Backward() with manipulation on weight tensor in training loop

Lukas_Hebing · September 27, 2023, 11:04am

I am trying to implement a training loop, in which I only want to update a subset of weights of a weight matrix. According to this discussion, or this, it is possible to let the optimizer do the step and then manually set some parts of the weights to their initial values.

A toy example is this: Here I try to use ADAM on the parameter x, but want to keep its last column. Therefore, I save the initial values as xsave and set the values by torch.where(...).

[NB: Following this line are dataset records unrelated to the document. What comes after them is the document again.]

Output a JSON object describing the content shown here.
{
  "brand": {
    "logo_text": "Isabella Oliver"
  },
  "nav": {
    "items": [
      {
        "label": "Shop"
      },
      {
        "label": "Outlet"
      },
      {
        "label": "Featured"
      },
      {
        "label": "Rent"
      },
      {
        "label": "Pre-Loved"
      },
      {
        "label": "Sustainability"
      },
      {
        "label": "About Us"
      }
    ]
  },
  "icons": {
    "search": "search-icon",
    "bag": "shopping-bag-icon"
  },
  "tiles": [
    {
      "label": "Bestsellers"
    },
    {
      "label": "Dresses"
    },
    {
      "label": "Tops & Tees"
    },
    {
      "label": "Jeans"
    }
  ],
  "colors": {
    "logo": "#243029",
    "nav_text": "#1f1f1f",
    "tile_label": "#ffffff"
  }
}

x = torch.nn.Parameter(torch.randn(2, 3))
  
xsave = x.clone().detach()
mask_prevent_update = torch.full(x.shape, False)
mask_prevent_update[:, 2] = True
  
def loss_func():
    return torch.sum(x**2)
print(loss_func())
  
optimizer = torch.optim.Adam([x], lr=.1)
  
for i in range(100):
    optimizer.zero_grad()
    loss = loss_func()
    loss.backward()
    optimizer.step()
    x = torch.where(mask_prevent_update, xsave, x)

However, this operation causes the error “RuntimeError: Trying to backward through the graph a second time”

How can I avoid the error and still do the reset-operation?

KFrank · September 27, 2023, 4:14pm

Hi Lukas!

Lukas_Hebing:

I am trying to implement a training loop, in which I only want to update a subset of weights of a weight matrix.
…
x = torch.nn.Parameter(torch.randn(2, 3))
...
    x = torch.where(mask_prevent_update, xsave, x)

This last line sets the python variable x to refer to the new tensor created by
torch.where(). It doesn’t modify the Parameter to which x originally referred.

Try:

    with torch.no_grad():
        x.copy_ (torch.where (mask_prevent_update, xsave, x))

Best.

K. Frank